Mystery Road a step towards bigger things

About a decade ago, I sat down with budding indigenous filmmaker Ivan Sen to discuss his debut film Beneath Clouds, a brooding, beautifully shot tale of displaced indigenous youth in rural Australia.

Back then, Sen was a skinny, laid-back lad barely out of AFTRS film school. But his low-budget indie drama - which played at festivals across the globe - announced him as a gifted newcomer with plenty of promise and a quiet determination to tell the kind of Australian stories our other filmmakers have shied away from.

"That may be indigenous stories here or elsewhere," Sen points out as we reunite for coffee on the release of his fourth film Mystery Road. "We all come from where we come from, and we all share things in common."

As with his previous works, Sen - now 41 and living in Brisbane - serves as writer, director, cinematographer, editor, gaffer and scorer on Mystery Road, as if following a proud tradition of DIY Aussie filmmakers. But given a bigger budget and a stellar Australian cast, Mystery Road marks a distinct departure for the thoughtful, deep-thinking one-man filmmaking machine. It is his first unashamed genre piece; a "cowboy western" complete with Stetson hats, six-shooters, dusty towns and a gripping climactic shootout.

Indeed, it's as close to High Noon as an Aussie western gets.

Aaron Pedersen (Water Rats, City Homicide) gives a breakout performance as Aboriginal detective Jay Swan, a quiet yet clever cop in a white cowboy hat. He returns to his small outback town to investigate the mysterious murder of a teenage Aboriginal girl. Yet his fellow white police officers, led by a dodgy old-school copper (Hugo Weaving), shun Swan as much as the indigenous townsfolk.

"We kill coppers bro," a young Aboriginal boy tells him, and then asks if he can hold his gun.

Stuck between two worlds, Swan finds key clues close to home from his ex-wife (Tasma Walton) and a crazy old coot (Jack Thompson). It all builds to a handsomely staged High Noon-style shootout amid the rocky outcrops of a remote quarry.

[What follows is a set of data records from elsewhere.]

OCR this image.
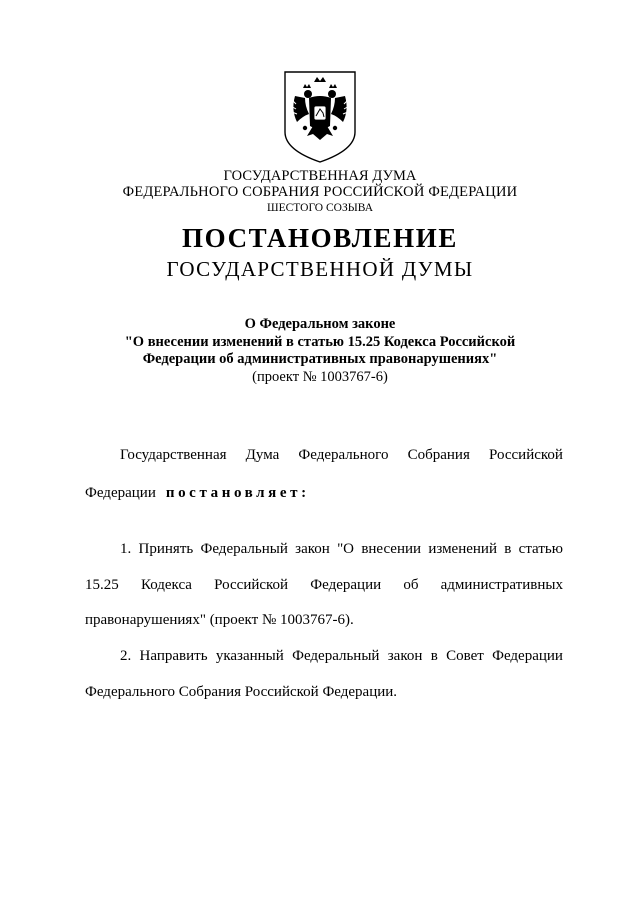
ГОСУДАРСТВЕННАЯ ДУМА
ФЕДЕРАЛЬНОГО СОБРАНИЯ РОССИЙСКОЙ ФЕДЕРАЦИИ
ШЕСТОГО СОЗЫВА
ПОСТАНОВЛЕНИЕ
ГОСУДАРСТВЕННОЙ ДУМЫ
О Федеральном законе
"О внесении изменений в статью 15.25 Кодекса Российской
Федерации об административных правонарушениях"
(проект № 1003767-6)
Государственная Дума Федерального Собрания Российской
Федерации постановляет:
1. Принять Федеральный закон "О внесении изменений в статью
15.25 Кодекса Российской Федерации об административных
правонарушениях" (проект № 1003767-6).
2. Направить указанный Федеральный закон в Совет Федерации
Федерального Собрания Российской Федерации.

"Every detail in the film comes from reality in some shape or form," says Sen, who hails from Toomelah (the name of his second film) to an indigenous mother and European father. "Even the main character is close to my own life as a guy who grew up between the black and white parts of town but not really belonging to either.

Like him, I've always been a loner."

Shot in Winton in rural Queensland and co-starring Ryan Kwanten and David Field, Sen admits the mystery of a murdered Aboriginal girl also comes from close to home.

"Every family is touched by a story like this, mine included. I've had three women murdered in my extended family. One of them was found in the same circumstances - under a roadway days later - as the dead girl in our film. So that's a very literal connection there.

"That murder happened not that long ago, so it's an element that worked its way into the story. But you can't imagine how many murders of indigenous people have gone unreported, right back to first contact. There are a lot of horror stories out there."

The murder of his relative inspired Sen, who has added some muscle to his biceps to go with his added muscle as a filmmaker, to write about a little-known practice in remote Australia where indigenous girls as young as 13 sell their bodies to truckers on remote long-haul routes. It's a dirty little secret that Sen knew about and has woven into his murder mystery.

"These girls are very young and their home life is often very bad. Their parents are drunk or on drugs. There is domestic violence. There is little hope for them. So they escape and get up to all sorts of mischief. And that often puts them in danger."

The quietly spoken filmmaker scored his film by playing guitar and keyboard with heavy reverb that stretches eerily out over the dusty landscape and rocky panoramas. But he lights up when I ask how he got such an iconic cast into his film.

"I wanted an iconic cast from the beginning, to the extent that when I was writing the script I would write the actor's name I wanted instead of the character. I was a bit anxious about getting them all, but they all loved the script. Jack and Hugo and Ryan were the most difficult to work around their schedules but I made sure we did everything we could to get them out there together. It all clicked into place at the last minute."

With just four films over a decade, Sen is less prolific than profound. But he and his long-time producer David Jowsey clearly know what they're doing, and made Mystery Road as a "stepping stone" to bigger projects.

"My first films were a chance to express myself culturally and my identity," Sen muses, "but Mystery Road is a stepping stone across the river. It is a chance to step more towards that genre place, to bigger and bolder films, though I'll never fully step away from my cultural perspective."

With that, Sen has already drafted a script and designed the lighting for his ambitious next film; a $20 million action sci-fi romance which he hopes to shoot late next year. He lists Blade Runner, The Dark Night and Skyfall as inspirations, so his aspirations are clearly high.

"A lot of big films have no passion or story behind them. They just want to make money. But commercial films don't have to be so crap, as Chris Nolan has proved. They can have great ideas and stories. That's where I want to go."